Oasis is now in use in over 1200 nursing homes in several states, helping residents with dementia enjoy a higher quality of life.
Oasis 2.0 is a unique approach to achieving collaborative, interdisciplinary person-directed care.
Staff who went through the original training dubbed it “Oasis” because it captured the sense of calm and safety they felt -- even in difficult situations.
Based on author Susan Wehry MD's 30 years of experience and informed by the research of Thomas Kitwood and Jiska Cohen-Mansfield, Oasis helps staff deliver competent and compassionate care. Oasis helps nursing homes complete their culture change journey from patienthood to personhood. Most importantly, Oasis helps residents achieve the highest quality of life.

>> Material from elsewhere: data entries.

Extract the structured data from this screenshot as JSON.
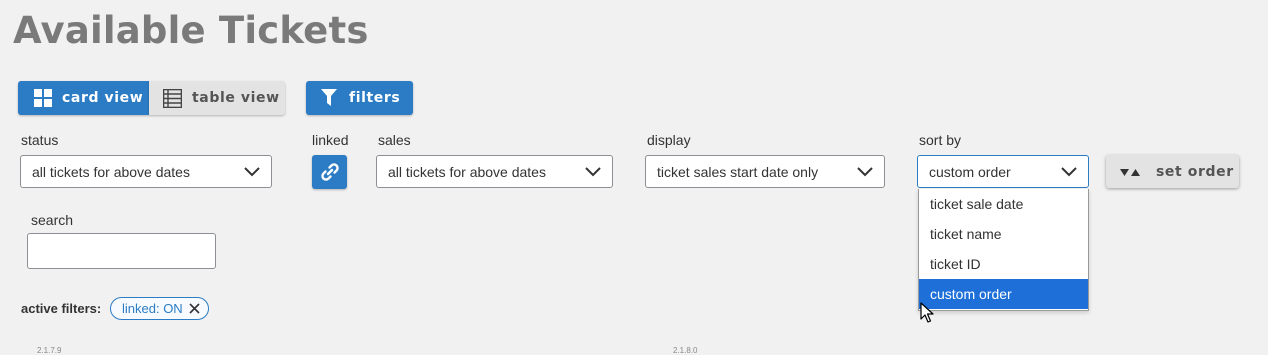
{
  "page": {
    "title": "Available Tickets"
  },
  "toolbar": {
    "card_view": "card view",
    "table_view": "table view",
    "filters": "filters"
  },
  "filters": {
    "status": {
      "label": "status",
      "value": "all tickets for above dates"
    },
    "linked": {
      "label": "linked"
    },
    "sales": {
      "label": "sales",
      "value": "all tickets for above dates"
    },
    "display": {
      "label": "display",
      "value": "ticket sales start date only"
    },
    "sort_by": {
      "label": "sort by",
      "value": "custom order",
      "options": [
        "ticket sale date",
        "ticket name",
        "ticket ID",
        "custom order"
      ]
    },
    "set_order": "set order",
    "search": {
      "label": "search",
      "value": ""
    }
  },
  "active_filters": {
    "label": "active filters:",
    "chips": [
      "linked: ON"
    ]
  },
  "footer": {
    "left_code": "2.1.7.9",
    "right_code": "2.1.8.0"
  },
  "colors": {
    "accent": "#2b7cc4",
    "selected": "#1e6fd8",
    "title": "#7a7a7a"
  }
}
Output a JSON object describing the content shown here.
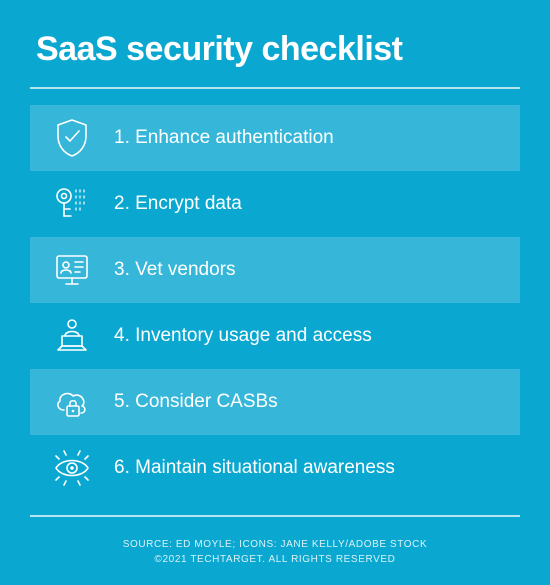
{
  "title": "SaaS security checklist",
  "items": {
    "i1": "1. Enhance authentication",
    "i2": "2. Encrypt data",
    "i3": "3. Vet vendors",
    "i4": "4. Inventory usage and access",
    "i5": "5. Consider CASBs",
    "i6": "6. Maintain situational awareness"
  },
  "footer": {
    "line1": "SOURCE: ED MOYLE; ICONS: JANE KELLY/ADOBE STOCK",
    "line2": "©2021 TECHTARGET. ALL RIGHTS RESERVED"
  }
}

A new study on Oasis was published in the Journal of the American Medical Association (JAMA).
Abstract and full text:
http://jamanetwork.com/journals/jamainternalmedicine/article-abstract/2618819
Key points:
Question
Can nursing homes reduce antipsychotic use by training staff that behavioral and psychological symptoms of dementia are the communication of unmet resident needs?
Findings
This quasi-experimental longitudinal study of the OASIS communication training program examined antipsychotic use before and after intervention training in 93 nursing homes. OASIS nursing homes had greater antipsychotic use reductions compared with 831 nonintervention nursing homes, but this influence waned over time.
Meaning
Training nursing home staff to understand challenging resident behavior as the communication of unmet needs can reduce antipsychotic use, but training needs to be reinforced for a sustained influence.